Aujourd’hui, il est plutôt question de requalifier le site de la décharge de Mbeubeuss. Selon Yaya Abdoul Kane, le projet est en cours d’élaboration. Il se traduira, dit-il, par «la mise en place d’un système intégré de traitement et de valorisation des déchets». Ce qui veut dire que les localités environnantes devront encore supporter leur encombrant voisin.

Profil

EL HADJI MALICK DIALLO

LE GARDIEN DU TEMPLE DES ORDURES

Les récupérateurs d’ordures sont très organisés. Point question pour eux de se prononcer sur un quelconque sujet, sans la bénédiction de leur Président. A Mbeubeuss,  seule une voix est autorisée à parler, au nom des récupérateurs. Il s’agit de celle du Vieux El Hadji Malick Diallo qui porte en ces lieux le surnom de «Bankhass». 

Le surnom d’El Hadji Malick Diallo renvoie au nom originel de Keur Massar, son quartier natal. Tel un nostalgique, il est revenu, plusieurs fois, exercer à Mbeubeuss le métier de récupérateur, qu’il affectionne par-dessus tout, depuis l’âge de quatorze ans. Entre le vieil homme et les ordures, c’est une longue histoire d’amour. Cette idylle, se rappelle-t-il, date de l’époque où la décharge se trouvait près de l’usine de la SOTIBA.

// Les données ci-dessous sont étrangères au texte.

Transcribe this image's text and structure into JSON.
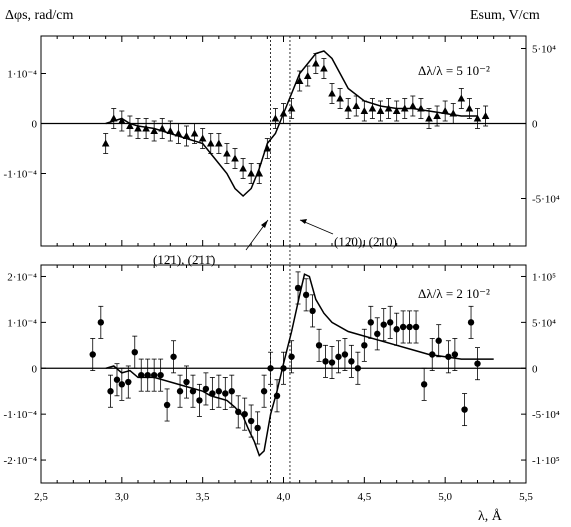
{
  "chart_data": [
    {
      "type": "scatter",
      "panel": "top",
      "y_label": "Δφs, rad/cm",
      "y2_label": "Esum, V/cm",
      "annotation": "Δλ/λ = 5 10⁻²",
      "xlim": [
        2.5,
        5.5
      ],
      "ylim": [
        -0.000245,
        0.000175
      ],
      "y2lim": [
        -81667,
        58333
      ],
      "y_ticks": [
        {
          "v": 0.0001,
          "label": "1·10⁻⁴"
        },
        {
          "v": 0,
          "label": "0"
        },
        {
          "v": -0.0001,
          "label": "-1·10⁻⁴"
        }
      ],
      "y2_ticks": [
        {
          "v": 50000,
          "label": "5·10⁴"
        },
        {
          "v": 0,
          "label": "0"
        },
        {
          "v": -50000,
          "label": "-5·10⁴"
        }
      ],
      "series": [
        {
          "kind": "points",
          "marker": "triangle",
          "x": [
            2.9,
            2.95,
            3.0,
            3.05,
            3.1,
            3.15,
            3.2,
            3.25,
            3.3,
            3.35,
            3.4,
            3.45,
            3.5,
            3.55,
            3.6,
            3.65,
            3.7,
            3.75,
            3.8,
            3.85,
            3.9,
            3.95,
            4.0,
            4.05,
            4.1,
            4.15,
            4.2,
            4.25,
            4.3,
            4.35,
            4.4,
            4.45,
            4.5,
            4.55,
            4.6,
            4.65,
            4.7,
            4.75,
            4.8,
            4.85,
            4.9,
            4.95,
            5.0,
            5.05,
            5.1,
            5.15,
            5.2,
            5.25
          ],
          "y": [
            -4e-05,
            1e-05,
            5e-06,
            -5e-06,
            -1e-05,
            -1e-05,
            -1.5e-05,
            -1e-05,
            -1.5e-05,
            -2e-05,
            -2.5e-05,
            -2e-05,
            -3e-05,
            -4e-05,
            -4e-05,
            -6e-05,
            -7e-05,
            -9e-05,
            -0.0001,
            -0.0001,
            -5e-05,
            1e-05,
            2e-05,
            3e-05,
            8.5e-05,
            9.5e-05,
            0.00012,
            0.00011,
            6e-05,
            5e-05,
            3e-05,
            3.5e-05,
            2.5e-05,
            3e-05,
            2.5e-05,
            3e-05,
            2.5e-05,
            3e-05,
            3.5e-05,
            3e-05,
            1e-05,
            1.5e-05,
            2.5e-05,
            2e-05,
            5e-05,
            3e-05,
            1e-05,
            1.5e-05
          ],
          "err": [
            2e-05,
            2e-05,
            2e-05,
            2e-05,
            2e-05,
            2e-05,
            2e-05,
            2e-05,
            2e-05,
            2e-05,
            2e-05,
            2e-05,
            2e-05,
            2e-05,
            2e-05,
            2e-05,
            2e-05,
            2e-05,
            2e-05,
            2e-05,
            2e-05,
            2e-05,
            2e-05,
            2e-05,
            2e-05,
            2e-05,
            2e-05,
            2e-05,
            2e-05,
            2e-05,
            2e-05,
            2e-05,
            2e-05,
            2e-05,
            2e-05,
            2e-05,
            2e-05,
            2e-05,
            2e-05,
            2e-05,
            2e-05,
            2e-05,
            2e-05,
            2e-05,
            2e-05,
            2e-05,
            2e-05,
            2e-05
          ]
        },
        {
          "kind": "line",
          "x": [
            2.9,
            3.0,
            3.05,
            3.1,
            3.2,
            3.3,
            3.4,
            3.5,
            3.55,
            3.6,
            3.65,
            3.7,
            3.75,
            3.8,
            3.85,
            3.9,
            3.95,
            4.0,
            4.05,
            4.1,
            4.15,
            4.2,
            4.25,
            4.3,
            4.35,
            4.4,
            4.5,
            4.6,
            4.7,
            4.8,
            4.9,
            5.0,
            5.1,
            5.2
          ],
          "y": [
            0.0,
            1e-05,
            0.0,
            -5e-06,
            -1e-05,
            -2e-05,
            -3e-05,
            -4e-05,
            -6e-05,
            -8e-05,
            -0.0001,
            -0.00013,
            -0.000145,
            -0.00013,
            -9e-05,
            -4e-05,
            -2e-05,
            2e-05,
            6e-05,
            0.0001,
            0.00012,
            0.00014,
            0.000145,
            0.00013,
            0.0001,
            7e-05,
            4.5e-05,
            3.5e-05,
            3e-05,
            3e-05,
            2.5e-05,
            2e-05,
            1.5e-05,
            1.5e-05
          ]
        }
      ],
      "vlines": [
        3.92,
        4.04
      ],
      "vline_labels": [
        "(12̄1), (2̄11̄)",
        "(12̄0), (2̄10)"
      ]
    },
    {
      "type": "scatter",
      "panel": "bottom",
      "xlabel": "λ, Å",
      "annotation": "Δλ/λ = 2 10⁻²",
      "xlim": [
        2.5,
        5.5
      ],
      "x_ticks": [
        {
          "v": 2.5,
          "label": "2,5"
        },
        {
          "v": 3.0,
          "label": "3,0"
        },
        {
          "v": 3.5,
          "label": "3,5"
        },
        {
          "v": 4.0,
          "label": "4,0"
        },
        {
          "v": 4.5,
          "label": "4,5"
        },
        {
          "v": 5.0,
          "label": "5,0"
        },
        {
          "v": 5.5,
          "label": "5,5"
        }
      ],
      "ylim": [
        -0.00025,
        0.000225
      ],
      "y2lim": [
        -125000,
        112500
      ],
      "y_ticks": [
        {
          "v": 0.0002,
          "label": "2·10⁻⁴"
        },
        {
          "v": 0.0001,
          "label": "1·10⁻⁴"
        },
        {
          "v": 0,
          "label": "0"
        },
        {
          "v": -0.0001,
          "label": "-1·10⁻⁴"
        },
        {
          "v": -0.0002,
          "label": "-2·10⁻⁴"
        }
      ],
      "y2_ticks": [
        {
          "v": 100000,
          "label": "1·10⁵"
        },
        {
          "v": 50000,
          "label": "5·10⁴"
        },
        {
          "v": 0,
          "label": "0"
        },
        {
          "v": -50000,
          "label": "-5·10⁴"
        },
        {
          "v": -100000,
          "label": "-1·10⁵"
        }
      ],
      "series": [
        {
          "kind": "points",
          "marker": "circle",
          "x": [
            2.82,
            2.87,
            2.93,
            2.97,
            3.0,
            3.04,
            3.08,
            3.12,
            3.16,
            3.2,
            3.24,
            3.28,
            3.32,
            3.36,
            3.4,
            3.44,
            3.48,
            3.52,
            3.56,
            3.6,
            3.64,
            3.68,
            3.72,
            3.76,
            3.8,
            3.84,
            3.88,
            3.92,
            3.96,
            4.0,
            4.05,
            4.09,
            4.14,
            4.18,
            4.22,
            4.26,
            4.3,
            4.34,
            4.38,
            4.42,
            4.46,
            4.5,
            4.54,
            4.58,
            4.62,
            4.66,
            4.7,
            4.74,
            4.78,
            4.82,
            4.87,
            4.92,
            4.96,
            5.02,
            5.06,
            5.12,
            5.16,
            5.2
          ],
          "y": [
            3e-05,
            0.0001,
            -5e-05,
            -2.5e-05,
            -3.5e-05,
            -3e-05,
            3.5e-05,
            -1.5e-05,
            -1.5e-05,
            -1.5e-05,
            -1.5e-05,
            -8e-05,
            2.5e-05,
            -5e-05,
            -3e-05,
            -5e-05,
            -7e-05,
            -4.5e-05,
            -5.5e-05,
            -5e-05,
            -5.5e-05,
            -5e-05,
            -9.5e-05,
            -0.0001,
            -0.000115,
            -0.00013,
            -5e-05,
            0.0,
            -6e-05,
            0.0,
            2.5e-05,
            0.000175,
            0.00016,
            0.000125,
            5e-05,
            1.5e-05,
            1.25e-05,
            2.5e-05,
            3e-05,
            1.5e-05,
            0.0,
            5e-05,
            0.0001,
            7.5e-05,
            9.5e-05,
            0.0001,
            8.5e-05,
            9e-05,
            9e-05,
            9e-05,
            -3.5e-05,
            3e-05,
            6e-05,
            2.5e-05,
            3e-05,
            -9e-05,
            0.0001,
            1e-05
          ],
          "err": [
            3.5e-05,
            3.5e-05,
            3.5e-05,
            3.5e-05,
            3.5e-05,
            3.5e-05,
            3.5e-05,
            3.5e-05,
            3.5e-05,
            3.5e-05,
            3.5e-05,
            3.5e-05,
            3.5e-05,
            3.5e-05,
            3.5e-05,
            3.5e-05,
            3.5e-05,
            3.5e-05,
            3.5e-05,
            3.5e-05,
            3.5e-05,
            3.5e-05,
            3.5e-05,
            3.5e-05,
            3.5e-05,
            3.5e-05,
            3.5e-05,
            3.5e-05,
            3.5e-05,
            3.5e-05,
            3.5e-05,
            3.5e-05,
            3.5e-05,
            3.5e-05,
            3.5e-05,
            3.5e-05,
            3.5e-05,
            3.5e-05,
            3.5e-05,
            3.5e-05,
            3.5e-05,
            3.5e-05,
            3.5e-05,
            3.5e-05,
            3.5e-05,
            3.5e-05,
            3.5e-05,
            3.5e-05,
            3.5e-05,
            3.5e-05,
            3.5e-05,
            3.5e-05,
            3.5e-05,
            3.5e-05,
            3.5e-05,
            3.5e-05,
            3.5e-05,
            3.5e-05
          ]
        },
        {
          "kind": "line",
          "x": [
            2.9,
            2.95,
            3.0,
            3.05,
            3.1,
            3.2,
            3.3,
            3.4,
            3.5,
            3.55,
            3.6,
            3.65,
            3.7,
            3.75,
            3.78,
            3.82,
            3.85,
            3.88,
            3.92,
            3.96,
            4.0,
            4.05,
            4.1,
            4.13,
            4.16,
            4.2,
            4.25,
            4.3,
            4.4,
            4.5,
            4.6,
            4.7,
            4.8,
            4.9,
            5.0,
            5.1,
            5.2,
            5.3
          ],
          "y": [
            0.0,
            5e-06,
            -1e-05,
            -5e-06,
            -2e-05,
            -2e-05,
            -3e-05,
            -4e-05,
            -5e-05,
            -6e-05,
            -6.5e-05,
            -7e-05,
            -8.5e-05,
            -0.000105,
            -0.00013,
            -0.00016,
            -0.00019,
            -0.00018,
            -0.0001,
            -5e-05,
            1e-05,
            8e-05,
            0.00016,
            0.000205,
            0.0002,
            0.00015,
            0.00012,
            0.0001,
            8e-05,
            7e-05,
            6e-05,
            5e-05,
            4e-05,
            3e-05,
            2.5e-05,
            2e-05,
            2e-05,
            2e-05
          ]
        }
      ],
      "vlines": [
        3.92,
        4.04
      ]
    }
  ]
}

Les fameux «Mbalitu Toubab» (les ordures des blancs) ! Ce temps est maintenant révolu et «Bankhass» est sorti de l’anonymat. Il est, aujourd’hui, très sollicité par les journalistes spécialisés dans le domaine de l’environnement, comme ceux du Groupe de Recherche Environnement et Presse (GREP), mais aussi par les étudiants et les médias étrangers.

Il dirige aussi une Association dénommée «Bokk Jom», est le Président du Comité de santé du dispensaire de la décharge. Ce choix n’est pas fortuit, puisqu’il assure avoir subi une petite formation en santé. Pour autant, il ne passe pas ses nuits dans la décharge. A l’en croire, seuls les indigents le font, en attendant de trouver une solution.

En ce qui concerne les chiffres distillés sur les homicides d’enfants, «Bankhass» affirme que les faits sont différents de la manière dont ils sont présentés. En cinq ans, il dit juste avoir recensé une vingtaine de cas. Pour ce qui est des maladies, El Hadj Malick Diallo assure que les plus fréquents sont la dermatose et l’infection respiratoire aiguë.

En fait, notre interlocuteur tient à départir Mbeubeuss de sa mauvaise réputation. Pour ce faire, il compte bien jouer sur son image. Il prend celle-ci très au sérieux. D’ailleurs, à notre arrivée sur le lieu du rendez-vous, c’était la seule personne à porter des habits présentables. Dans cet endroit inhospitalier, pour gagner sa vie, il faut bien salir.